4- Avengers : Endgame, de Anthony Russo et Joe Russo

La critique: ici

En quelques mots

Vous n’espériez raisonnablement pas passer à côté d'un gros blockbuster américain en vous aventurant ici, rassurez-moi ? Ce film marque la fin de la phase 4 du fameux MCU mais surtout, je l'ai vu dans une ambiance de feu, avec une salle qui réagissait à fond à chaque rebondissement. Une façon de vivre le cinéma assez similaire à ce qui a court aux États-Unis. Et pour ces films en particulier, je dois dire que ce n'est pas désagréable de vivre une telle expérience collective.

La scène

"I'm Iron Man"

3- J'Accuse, de Roman Polanski

La critique: ici

En quelques mots

Encore beaucoup de polémiques avec ce film, mais regarder une œuvre cinématographique au sujet de l'Affaire Dreyfus, c'est d'utilité publique.

La scène

Cour de l'école militaire, le 5 janvier 1895, on dégrade la capitaine Dreyfus. L'homme humilié reste droit, crie son amour de l'armée et de la France. Poignant. Commentaire d'un militaire dans la foule "Dans l'antiquité, on livrait aux lions des chrétiens, aujourd'hui, on leur donne des juifs, c'est le progrès."

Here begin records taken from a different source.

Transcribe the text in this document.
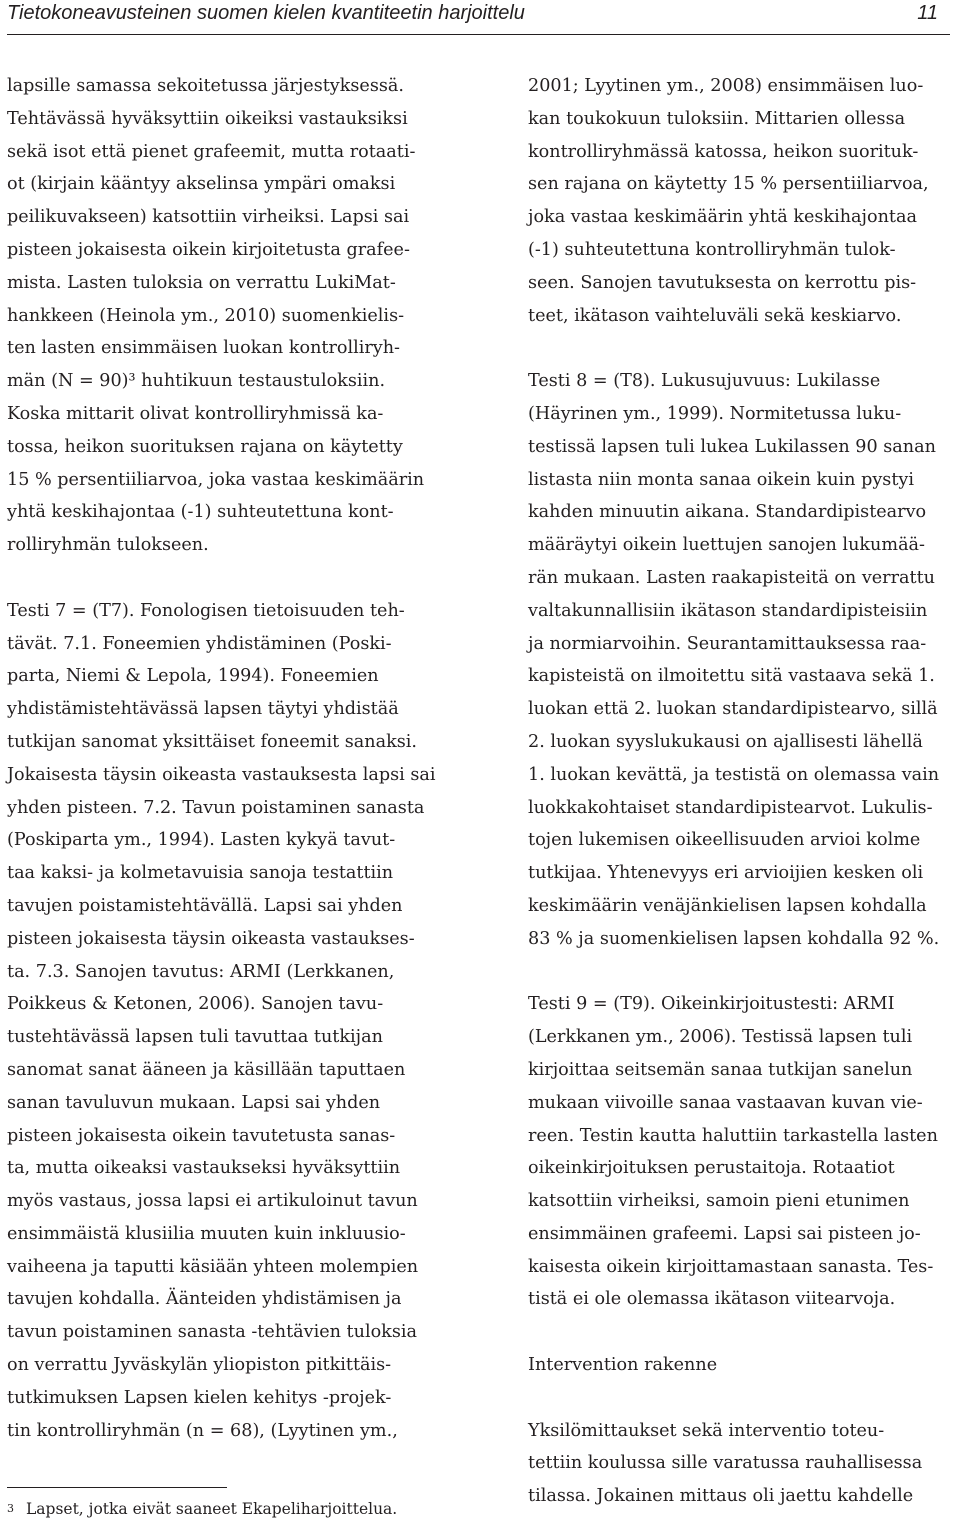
Tietokoneavusteinen suomen kielen kvantiteetin harjoittelu	11
lapsille samassa sekoitetussa järjestyksessä.
Tehtävässä hyväksyttiin oikeiksi vastauksiksi
sekä isot että pienet grafeemit, mutta rotaati-
ot (kirjain kääntyy akselinsa ympäri omaksi
peilikuvakseen) katsottiin virheiksi. Lapsi sai
pisteen jokaisesta oikein kirjoitetusta grafee-
mista. Lasten tuloksia on verrattu LukiMat-
hankkeen (Heinola ym., 2010) suomenkielis-
ten lasten ensimmäisen luokan kontrolliryh-
män (N = 90)³ huhtikuun testaustuloksiin.
Koska mittarit olivat kontrolliryhmissä ka-
tossa, heikon suorituksen rajana on käytetty
15 % persentiiliarvoa, joka vastaa keskimäärin
yhtä keskihajontaa (-1) suhteutettuna kont-
rolliryhmän tulokseen.
Testi 7 = (T7). Fonologisen tietoisuuden teh-
tävät. 7.1. Foneemien yhdistäminen (Poski-
parta, Niemi & Lepola, 1994). Foneemien
yhdistämistehtävässä lapsen täytyi yhdistää
tutkijan sanomat yksittäiset foneemit sanaksi.
Jokaisesta täysin oikeasta vastauksesta lapsi sai
yhden pisteen. 7.2. Tavun poistaminen sanasta
(Poskiparta ym., 1994). Lasten kykyä tavut-
taa kaksi- ja kolmetavuisia sanoja testattiin
tavujen poistamistehtävällä. Lapsi sai yhden
pisteen jokaisesta täysin oikeasta vastaukses-
ta. 7.3. Sanojen tavutus: ARMI (Lerkkanen,
Poikkeus & Ketonen, 2006). Sanojen tavu-
tustehtävässä lapsen tuli tavuttaa tutkijan
sanomat sanat ääneen ja käsillään taputtaen
sanan tavuluvun mukaan. Lapsi sai yhden
pisteen jokaisesta oikein tavutetusta sanas-
ta, mutta oikeaksi vastaukseksi hyväksyttiin
myös vastaus, jossa lapsi ei artikuloinut tavun
ensimmäistä klusiilia muuten kuin inkluusio-
vaiheena ja taputti käsiään yhteen molempien
tavujen kohdalla. Äänteiden yhdistämisen ja
tavun poistaminen sanasta -tehtävien tuloksia
on verrattu Jyväskylän yliopiston pitkittäis-
tutkimuksen Lapsen kielen kehitys -projek-
tin kontrolliryhmän (n = 68), (Lyytinen ym.,
2001; Lyytinen ym., 2008) ensimmäisen luo-
kan toukokuun tuloksiin. Mittarien ollessa
kontrolliryhmässä katossa, heikon suorituk-
sen rajana on käytetty 15 % persentiiliarvoa,
joka vastaa keskimäärin yhtä keskihajontaa
(-1) suhteutettuna kontrolliryhmän tulok-
seen. Sanojen tavutuksesta on kerrottu pis-
teet, ikätason vaihteluväli sekä keskiarvo.
Testi 8 = (T8). Lukusujuvuus: Lukilasse
(Häyrinen ym., 1999). Normitetussa luku-
testissä lapsen tuli lukea Lukilassen 90 sanan
listasta niin monta sanaa oikein kuin pystyi
kahden minuutin aikana. Standardipistearvo
määräytyi oikein luettujen sanojen lukumää-
rän mukaan. Lasten raakapisteitä on verrattu
valtakunnallisiin ikätason standardipisteisiin
ja normiarvoihin. Seurantamittauksessa raa-
kapisteistä on ilmoitettu sitä vastaava sekä 1.
luokan että 2. luokan standardipistearvo, sillä
2. luokan syyslukukausi on ajallisesti lähellä
1. luokan kevättä, ja testistä on olemassa vain
luokkakohtaiset standardipistearvot. Lukulis-
tojen lukemisen oikeellisuuden arvioi kolme
tutkijaa. Yhtenevyys eri arvioijien kesken oli
keskimäärin venäjänkielisen lapsen kohdalla
83 % ja suomenkielisen lapsen kohdalla 92 %.
Testi 9 = (T9). Oikeinkirjoitustesti: ARMI
(Lerkkanen ym., 2006). Testissä lapsen tuli
kirjoittaa seitsemän sanaa tutkijan sanelun
mukaan viivoille sanaa vastaavan kuvan vie-
reen. Testin kautta haluttiin tarkastella lasten
oikeinkirjoituksen perustaitoja. Rotaatiot
katsottiin virheiksi, samoin pieni etunimen
ensimmäinen grafeemi. Lapsi sai pisteen jo-
kaisesta oikein kirjoittamastaan sanasta. Tes-
tistä ei ole olemassa ikätason viitearvoja.
Intervention rakenne
Yksilömittaukset sekä interventio toteu-
tettiin koulussa sille varatussa rauhallisessa
tilassa. Jokainen mittaus oli jaettu kahdelle
$^3$ Lapset, jotka eivät saaneet Ekapeliharjoittelua.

2- À couteaux tirés, de Rian Johnson

La critique: ici

En quelques mots

Rian Johnson est un réalisateur et scénariste que j'ai envie de défendre, tant il a été injustement décrié pour son sublime Star Wars: The Last Jedi. Il nous revient avec un policier à la Agatha Crhistie, et son scénario est une pépite. Hilarant, plein de suspens. La salle a applaudi le film à la fin, chose qui arrive assez rarement à Paris.

La scène

Daniel Craig qui parle d'un trou dans le trou dans le donut. Assurément une des choses les plus hilarantes que j'ai vue au cinéma en 2019.

1- Parasite, de Bong Joon-ho

La critique: ici

En quelques mots

Alors oui, je sais, je suis mainstream, c'est la palme d'or et tout. Mais ce film le vaut largement. J'ai rarement vu un scénario aussi intelligent. Bong Joon-ho ne se moque pas des spectateurs, et les pense suffisamment intelligents pour saisir à quel point il est brillant. Sinon, on m'a plagié ma critique sur ce film sur Amazon... Bon, au moins ça montre que ce que j'écris peut plaire à certains !

La scène

Une simple inondation après des pluies diluviennes, mais comme le scénario est brillant, lorsque la pluie tombe, ça devient immédiatement un enjeux dramatique. Ce film est incroyable.

Bonus: Diego Maradona, de Asif Kapadia

Parce que les documentaires, c'est aussi du cinéma. J'ai adoré ce film. La critique ici.